CDC Removes Monkeypox Mask Rec From Travel Guidance Amid Telling Circumstances

— Move comes as global health officials say window to prevent endemicity may be closing

A photo of KN95 masks for sale in a vending machine in an airport.

The CDC removed a recommendation to wear a mask from its monkeypox guidance for travelers earlier this week, saying it “caused confusion,” according to a statement from the agency.

The guidance originally stated: “Wear a mask. Wearing a mask can help protect you from many diseases, including monkeypox.”

But that statement no longer appears on CDC’s “Travel Health Notices” for monkeypox.

“Late Monday CDC removed the mask recommendation from the monkeypox Travel Health Notice because it caused confusion,” the CDC statement said.

The statement added that in “countries where there is a current monkeypox outbreak, CDC continues to recommend masking in high-risk situations including for household contacts and healthcare workers, or for other people who may be in close contact with a person who has been confirmed with monkeypox.”

The retraction comes as World Health Organization (WHO) Director-General Tedros Adhanom Ghebreyesus, PhD, said during a press briefing on Wednesday that the “risk of monkeypox becoming established in non-endemic countries is real.”

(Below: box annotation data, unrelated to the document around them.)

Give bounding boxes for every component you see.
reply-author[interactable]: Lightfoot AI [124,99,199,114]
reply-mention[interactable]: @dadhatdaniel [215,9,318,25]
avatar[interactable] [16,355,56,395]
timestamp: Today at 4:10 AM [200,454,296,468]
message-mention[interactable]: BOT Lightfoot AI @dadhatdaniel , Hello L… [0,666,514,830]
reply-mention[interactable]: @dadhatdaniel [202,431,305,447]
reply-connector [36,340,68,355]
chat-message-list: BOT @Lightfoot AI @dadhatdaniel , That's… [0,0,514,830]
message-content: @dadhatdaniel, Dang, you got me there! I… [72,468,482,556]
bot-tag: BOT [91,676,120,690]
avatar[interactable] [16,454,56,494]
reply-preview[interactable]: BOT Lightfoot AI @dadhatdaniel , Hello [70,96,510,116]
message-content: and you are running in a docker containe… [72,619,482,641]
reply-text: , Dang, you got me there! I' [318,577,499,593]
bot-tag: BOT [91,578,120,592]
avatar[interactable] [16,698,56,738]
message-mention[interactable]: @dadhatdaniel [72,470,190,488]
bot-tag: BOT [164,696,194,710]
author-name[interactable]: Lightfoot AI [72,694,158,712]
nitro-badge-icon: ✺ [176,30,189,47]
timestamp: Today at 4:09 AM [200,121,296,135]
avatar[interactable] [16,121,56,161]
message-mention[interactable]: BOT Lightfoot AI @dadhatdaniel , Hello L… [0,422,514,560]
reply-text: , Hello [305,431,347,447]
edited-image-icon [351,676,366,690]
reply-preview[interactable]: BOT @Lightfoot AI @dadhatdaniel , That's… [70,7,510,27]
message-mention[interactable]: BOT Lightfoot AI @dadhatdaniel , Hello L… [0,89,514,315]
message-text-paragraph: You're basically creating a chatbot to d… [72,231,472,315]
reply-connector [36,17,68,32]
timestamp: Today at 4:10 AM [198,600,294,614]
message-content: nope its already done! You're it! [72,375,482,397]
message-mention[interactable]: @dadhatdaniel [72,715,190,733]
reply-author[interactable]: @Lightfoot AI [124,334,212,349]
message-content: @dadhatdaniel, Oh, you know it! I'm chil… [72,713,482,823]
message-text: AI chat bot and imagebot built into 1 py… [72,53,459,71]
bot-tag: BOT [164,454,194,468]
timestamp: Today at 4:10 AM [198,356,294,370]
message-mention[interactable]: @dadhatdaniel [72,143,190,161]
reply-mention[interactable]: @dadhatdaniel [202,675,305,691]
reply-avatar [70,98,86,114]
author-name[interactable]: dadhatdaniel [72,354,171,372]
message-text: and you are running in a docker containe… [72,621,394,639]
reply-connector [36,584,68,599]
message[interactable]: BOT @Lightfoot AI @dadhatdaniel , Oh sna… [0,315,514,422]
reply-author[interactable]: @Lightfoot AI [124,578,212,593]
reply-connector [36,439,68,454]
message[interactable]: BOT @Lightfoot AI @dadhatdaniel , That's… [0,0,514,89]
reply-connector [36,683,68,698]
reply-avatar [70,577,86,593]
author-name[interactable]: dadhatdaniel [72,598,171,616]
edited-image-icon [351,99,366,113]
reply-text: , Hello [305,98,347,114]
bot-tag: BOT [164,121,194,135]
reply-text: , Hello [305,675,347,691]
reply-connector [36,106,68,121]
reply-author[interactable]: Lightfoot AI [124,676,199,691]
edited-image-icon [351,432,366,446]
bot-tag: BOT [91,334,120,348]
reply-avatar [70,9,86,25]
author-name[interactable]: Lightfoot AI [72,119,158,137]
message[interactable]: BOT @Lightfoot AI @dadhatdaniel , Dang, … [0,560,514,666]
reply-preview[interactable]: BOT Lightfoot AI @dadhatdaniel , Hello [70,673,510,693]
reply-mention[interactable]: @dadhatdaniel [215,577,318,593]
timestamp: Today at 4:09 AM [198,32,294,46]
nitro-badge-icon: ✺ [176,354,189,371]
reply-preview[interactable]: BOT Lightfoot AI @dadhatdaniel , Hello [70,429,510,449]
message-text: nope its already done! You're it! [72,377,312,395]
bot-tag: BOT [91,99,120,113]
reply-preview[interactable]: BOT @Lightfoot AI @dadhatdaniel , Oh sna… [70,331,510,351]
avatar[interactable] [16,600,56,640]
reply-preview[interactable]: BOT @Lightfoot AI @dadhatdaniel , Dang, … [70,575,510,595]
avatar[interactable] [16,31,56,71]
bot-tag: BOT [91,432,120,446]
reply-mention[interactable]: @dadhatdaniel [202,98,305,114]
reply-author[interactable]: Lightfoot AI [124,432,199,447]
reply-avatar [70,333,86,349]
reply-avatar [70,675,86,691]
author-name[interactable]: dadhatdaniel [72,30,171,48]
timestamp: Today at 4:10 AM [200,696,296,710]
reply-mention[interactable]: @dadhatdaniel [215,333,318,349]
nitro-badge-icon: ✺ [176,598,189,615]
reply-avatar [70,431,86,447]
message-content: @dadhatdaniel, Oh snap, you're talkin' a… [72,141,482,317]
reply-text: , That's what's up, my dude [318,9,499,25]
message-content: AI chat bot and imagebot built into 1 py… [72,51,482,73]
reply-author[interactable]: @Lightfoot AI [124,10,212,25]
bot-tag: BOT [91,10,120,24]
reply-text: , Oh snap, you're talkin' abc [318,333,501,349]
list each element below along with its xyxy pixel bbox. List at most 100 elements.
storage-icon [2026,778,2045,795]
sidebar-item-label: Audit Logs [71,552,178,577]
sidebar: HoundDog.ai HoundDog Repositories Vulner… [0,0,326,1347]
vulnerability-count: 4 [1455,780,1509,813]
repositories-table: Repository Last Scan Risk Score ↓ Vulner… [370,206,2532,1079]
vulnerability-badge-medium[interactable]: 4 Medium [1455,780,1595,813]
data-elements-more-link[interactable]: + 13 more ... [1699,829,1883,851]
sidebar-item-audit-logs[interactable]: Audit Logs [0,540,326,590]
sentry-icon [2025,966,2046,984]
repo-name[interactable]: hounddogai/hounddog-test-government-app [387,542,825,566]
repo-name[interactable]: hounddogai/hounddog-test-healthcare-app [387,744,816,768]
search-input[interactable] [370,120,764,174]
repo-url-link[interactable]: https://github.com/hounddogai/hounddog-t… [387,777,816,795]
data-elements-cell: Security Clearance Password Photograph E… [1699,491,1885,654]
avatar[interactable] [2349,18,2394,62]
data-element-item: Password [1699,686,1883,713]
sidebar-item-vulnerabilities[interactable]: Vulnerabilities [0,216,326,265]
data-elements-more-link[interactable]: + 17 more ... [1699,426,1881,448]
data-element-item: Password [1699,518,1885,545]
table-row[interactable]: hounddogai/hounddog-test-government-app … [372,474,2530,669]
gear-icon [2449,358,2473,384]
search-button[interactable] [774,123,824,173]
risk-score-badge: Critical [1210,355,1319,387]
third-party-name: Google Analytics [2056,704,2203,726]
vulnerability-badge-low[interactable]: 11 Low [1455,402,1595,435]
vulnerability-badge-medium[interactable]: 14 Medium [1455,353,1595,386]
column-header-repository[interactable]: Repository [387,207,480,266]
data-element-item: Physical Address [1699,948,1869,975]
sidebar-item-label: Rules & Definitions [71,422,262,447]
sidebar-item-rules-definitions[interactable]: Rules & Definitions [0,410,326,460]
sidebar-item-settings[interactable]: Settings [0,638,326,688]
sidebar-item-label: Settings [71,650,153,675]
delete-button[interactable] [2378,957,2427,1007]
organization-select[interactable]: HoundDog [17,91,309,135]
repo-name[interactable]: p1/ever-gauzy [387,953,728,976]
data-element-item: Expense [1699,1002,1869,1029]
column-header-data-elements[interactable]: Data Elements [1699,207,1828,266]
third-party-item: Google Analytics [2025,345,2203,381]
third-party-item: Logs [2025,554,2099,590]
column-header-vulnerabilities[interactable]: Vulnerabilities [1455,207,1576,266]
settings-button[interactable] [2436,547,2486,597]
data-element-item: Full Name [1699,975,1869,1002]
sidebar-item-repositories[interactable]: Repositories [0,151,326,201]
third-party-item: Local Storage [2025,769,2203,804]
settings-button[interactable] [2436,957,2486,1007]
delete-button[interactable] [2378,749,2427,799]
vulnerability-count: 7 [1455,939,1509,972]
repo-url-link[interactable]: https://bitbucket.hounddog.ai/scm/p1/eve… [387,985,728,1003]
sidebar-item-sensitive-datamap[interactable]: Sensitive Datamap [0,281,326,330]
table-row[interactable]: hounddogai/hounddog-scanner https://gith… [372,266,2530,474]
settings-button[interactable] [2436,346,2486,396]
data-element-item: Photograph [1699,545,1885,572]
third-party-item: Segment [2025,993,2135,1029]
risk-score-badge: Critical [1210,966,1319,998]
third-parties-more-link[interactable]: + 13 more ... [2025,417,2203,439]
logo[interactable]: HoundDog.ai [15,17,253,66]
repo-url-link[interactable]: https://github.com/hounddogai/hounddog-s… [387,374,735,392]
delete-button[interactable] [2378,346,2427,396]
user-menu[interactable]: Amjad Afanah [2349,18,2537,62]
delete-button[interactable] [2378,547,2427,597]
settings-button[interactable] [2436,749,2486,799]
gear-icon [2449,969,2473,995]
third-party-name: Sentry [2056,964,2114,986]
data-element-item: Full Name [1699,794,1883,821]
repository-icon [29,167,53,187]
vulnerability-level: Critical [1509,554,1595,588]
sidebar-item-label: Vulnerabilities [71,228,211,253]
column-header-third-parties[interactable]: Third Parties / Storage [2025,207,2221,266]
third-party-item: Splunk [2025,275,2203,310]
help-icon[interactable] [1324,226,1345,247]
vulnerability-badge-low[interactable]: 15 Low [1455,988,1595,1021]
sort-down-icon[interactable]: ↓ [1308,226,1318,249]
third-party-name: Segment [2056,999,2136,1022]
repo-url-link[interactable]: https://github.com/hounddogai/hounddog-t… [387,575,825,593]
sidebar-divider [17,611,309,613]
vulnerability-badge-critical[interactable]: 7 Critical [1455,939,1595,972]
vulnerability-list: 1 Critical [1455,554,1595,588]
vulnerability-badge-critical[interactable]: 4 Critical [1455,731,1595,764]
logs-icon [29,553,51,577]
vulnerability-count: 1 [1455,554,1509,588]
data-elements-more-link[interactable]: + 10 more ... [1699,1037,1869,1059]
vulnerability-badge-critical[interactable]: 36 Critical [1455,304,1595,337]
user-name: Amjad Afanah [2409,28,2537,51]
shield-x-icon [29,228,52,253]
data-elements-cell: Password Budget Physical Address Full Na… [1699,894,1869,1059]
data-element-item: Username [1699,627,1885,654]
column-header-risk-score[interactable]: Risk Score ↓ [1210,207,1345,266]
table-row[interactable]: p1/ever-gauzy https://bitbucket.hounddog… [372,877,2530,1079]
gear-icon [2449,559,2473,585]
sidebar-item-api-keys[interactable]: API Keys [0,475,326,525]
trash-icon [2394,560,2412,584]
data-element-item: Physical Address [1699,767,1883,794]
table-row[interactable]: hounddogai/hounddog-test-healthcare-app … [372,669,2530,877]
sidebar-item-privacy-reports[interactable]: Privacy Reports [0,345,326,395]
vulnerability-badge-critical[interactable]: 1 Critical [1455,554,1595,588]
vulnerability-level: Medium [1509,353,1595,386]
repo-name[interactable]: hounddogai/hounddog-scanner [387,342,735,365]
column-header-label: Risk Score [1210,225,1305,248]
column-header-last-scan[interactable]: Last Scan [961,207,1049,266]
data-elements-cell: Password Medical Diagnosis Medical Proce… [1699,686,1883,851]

However, it’s not too late to turn things around, WHO officials said. There’s “still a window of opportunity to prevent the onward spread of monkeypox in those who are at highest risk right now” and bring the virus under control, Rosamund Lewis, MSc, WHO’s technical lead on monkeypox, said during the briefing.

Yet scientists have raised legitimate concerns about the virus becoming endemic in the U.S. by potentially establishing itself in an animal population here. If that happens, the U.S. could face repeated human outbreaks, according to a news article in Science.

There’s currently no animal reservoir outside of Africa, where it’s thought that rodents are the primary animal host, according to Science.

Questions have also been raised about modes of transmission in monkeypox, and a recent New York Times article noted that the virus can be airborne, “at least over short distances” — which is no surprise to infectious disease experts. While airborne transmission is not thought to be a major driver of spread, the Times reported that “there are no firm estimates regarding how much it contributes.”

It’s widely accepted that the primary mode of human-to-human transmission is through very close contact, especially directly with lesions; and that, at least in endemic areas, it’s much more commonly transmitted from an animal to a human host.

“Masks do make sense for people in close contact to monkeypox-infected individuals, but they should not be needed for general use by the public for protection against this disease,” Grant McFadden, PhD, a virology expert at Arizona State University wrote.

The agency is now tracking and publicly reporting U.S. monkeypox cases on a daily basis. As of Thursday June 9, there were 45 cases in 16 states, according to the CDC tracker. On Wednesday, the WHO confirmed more than 1,000 cases in 29 countries outside West and Central Africa.

Jennifer McQuiston, DVM, deputy director of the Division of High Consequence Pathogens and Pathology at the CDC, told reporters during an Association for Health Care Journalists fellowship gathering on the CDC campus earlier this week that Canada has shifted to a preventive vaccine strategy in certain cases.

“They recently made a switch, because they have a big outbreak happening in Montreal with a lot of cases … and it probably is that they had so many cases that they couldn’t effectively do contact tracing,” McQuiston said.

Earlier this week, Quebec province in Canada reported a total of 90 confirmed cases of monkeypox, and began offering a smallpox vaccine to certain close contacts of people who had been infected, according to the CBC. So far, 813 people have been vaccinated, according to the report.

“If we see something like that happening in the United States,” McQuiston said, “we might make a similar decision.”

She added that CDC scientists are developing risk models to inform CDC as to when flipping that switch and making the vaccine more widely available would be appropriate.